La mujer nace libre y permanece igual al hombre en derechos. Las distinciones sociales sólo pueden estar fundadas en la utilidad común.

El objetivo de toda asociación política es la conservación de los derechos naturales e imprescriptibles de la mujer y del hombre; estos derechos son la libertad, la propiedad, la seguridad y, sobre todo, la resistencia a la opresión.

El principio de toda soberanía reside esencialmente en la Nación que no es más que la reunión de la mujer y el hombre; ningún cuerpo, ningún individuo, puede ejercer autoridad que no emane expresamente de ella.

La libertad y la justicia consisten en devolver todo lo que pertenece a los otros; así, el ejercicio de los derechos naturales de la mujer sólo tiene por límites la tiranía perpetua que el hombre le impone; estos límites deben ser corregidos por las leyes de la naturaleza y de la razón.

A partir de estas ideas, en la actualidad todavía falta mucho por hacer para lograr una verdadera igualdad entre mujeres y hombres. Los retos que enfrenta esta lucha son mayúsculos, pues es necesario, no sólo crear leyes que tengan por objeto reducir problemas de género como la discriminación hacia las mujeres, sino crear mecanismos que hagan operativa la normativa, es decir, que se logre la inclusión sin reserva alguna de las mujeres en todas las áreas y, básicamente hacer posible su acceso a los altos cargos de la política y de toma de decisiones para nuestro país.

En este sentido, a pesar de que el tema está en las agendas de los tres niveles de gobierno, hoy en día las mujeres manifestamos: “Nos queremos con vida, emprendedoras, libres, respetadas, empoderadas, fuertes, dignas, integras, plenas, unidas, independientes en lo económico, social, cultural y político; tomando decisiones elementales, porque juntas somos una sola voz”. Esto obliga a que con ímpetu se trabajen las estrategias y procedimientos que se implementen en defensa de los derechos de las mujeres, teniendo que ser eficaces, tanto por parte de la legislación como de las instituciones, para que así se apliquen leyes con rigor y se logre una verdadera justicia para las mujeres.

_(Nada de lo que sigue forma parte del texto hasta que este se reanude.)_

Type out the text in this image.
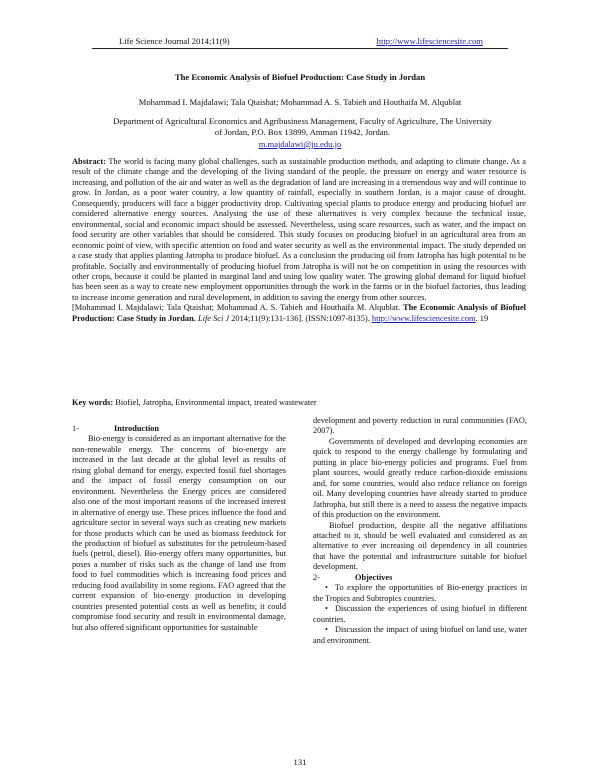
Life Science Journal 2014;11(9)	http://www.lifesciencesite.com
The Economic Analysis of Biofuel Production: Case Study in Jordan
Mohammad I. Majdalawi; Tala Qtaishat; Mohammad A. S. Tabieh and Houthaifa M. Alqublat
Department of Agricultural Economics and Agribusiness Management, Faculty of Agriculture, The University of Jordan, P.O. Box 13899, Amman 11942, Jordan.
m.majdalawi@ju.edu.jo
Abstract: The world is facing many global challenges, such as sustainable production methods, and adapting to climate change. As a result of the climate change and the developing of the living standard of the people, the pressure on energy and water resource is increasing, and pollution of the air and water as well as the degradation of land are increasing in a tremendous way and will continue to grow. In Jordan, as a poor water country, a low quantity of rainfall, especially in southern Jordan, is a major cause of drought. Consequently, producers will face a bigger productivity drop. Cultivating special plants to produce energy and producing biofuel are considered alternative energy sources. Analysing the use of these alternatives is very complex because the technical issue, environmental, social and economic impact should be assessed. Nevertheless, using scare resources, such as water, and the impact on food security are other variables that should be considered. This study focuses on producing biofuel in an agricultural area from an economic point of view, with specific attention on food and water security as well as the environmental impact. The study depended on a case study that applies planting Jatropha to produce biofuel. As a conclusion the producing oil from Jatropha has high potential to be profitable. Socially and environmentally of producing biofuel from Jatropha is will not be on competition in using the resources with other crops, because it could be planted in marginal land and using low quality water. The growing global demand for liquid biofuel has been seen as a way to create new employment opportunities through the work in the farms or in the biofuel factories, thus leading to increase income generation and rural development, in addition to saving the energy from other sources.
[Mohammad I. Majdalawi; Tala Qtaishat; Mohammad A. S. Tabieh and Houthaifa M. Alqublat. The Economic Analysis of Biofuel Production: Case Study in Jordan. Life Sci J 2014;11(9):131-136]. (ISSN:1097-8135). http://www.lifesciencesite.com. 19
Key words: Biofiel, Jatropha, Environmental impact, treated wastewater
1-	Introduction

Bio-energy is considered as an important alternative for the non-renewable energy. The concerns of bio-energy are increased in the last decade at the global level as results of rising global demand for energy, expected fossil fuel shortages and the impact of fossil energy consumption on our environment. Nevertheless the Energy prices are considered also one of the most important reasons of the increased interest in alternative of energy use. These prices influence the food and agriculture sector in several ways such as creating new markets for those products which can be used as biomass feedstock for the production of biofuel as substitutes for the petroleum-based fuels (petrol, diesel). Bio-energy offers many opportunities, but poses a number of risks such as the change of land use from food to fuel commodities which is increasing food prices and reducing food availability in some regions. FAO agreed that the current expansion of bio-energy production in developing countries presented potential costs as well as benefits; it could compromise food security and result in environmental damage, but also offered significant opportunities for sustainable

development and poverty reduction in rural communities (FAO, 2007).

Governments of developed and developing economies are quick to respond to the energy challenge by formulating and putting in place bio-energy policies and programs. Fuel from plant sources, would greatly reduce carbon-dioxide emissions and, for some countries, would also reduce reliance on foreign oil. Many developing countries have already started to produce Jathropha, but still there is a need to assess the negative impacts of this production on the environment.

Biofuel production, despite all the negative affiliations attached to it, should be well evaluated and considered as an alternative to ever increasing oil dependency in all countries that have the potential and infrastructure suitable for biofuel development.

2-	Objectives
• To explore the opportunities of Bio-energy practices in the Tropics and Subtropics countries.
• Discussion the experiences of using biofuel in different countries.
• Discussion the impact of using biofuel on land use, water and environment.
131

Seguimos palpando que la discriminación, la violencia y el abuso hacia las mujeres no han terminado, lo que se convierte en algunas de las formas más extremas de desigualdad de género que crea una condición de injusticia para éstas, ya que este flagelo merma sus capacidades y las mantiene subyugadas, lo cual inhibe su desarrollo emocional, personal y profesional. Por lo tanto, se tienen que lograr grandes desafíos importantes, comenzando por erradicar los asesinatos y sobre todo los impunes, que no haya golpes y maltratos al interior de los hogares; debe haber una vida libre de violencia, igualdad laboral; las mujeres tenemos que estar en un lugar en donde nos incluyan respetuosamente a todas, garantizando la igualdad, la equidad y la paridad.

Finalmente, es importante tener presente que la lucha de las mujeres continua, pues su objetivo es incidir sobre una reducción significativa a los problemas que se presentan. En consecuencia, se deben entender a las políticas públicas, como un asunto a corto plazo, donde resolver lo inmediato es lo imperativo, es decir, darle una solución práctica y materializada a los problemas que aquejan a las mujeres en particular.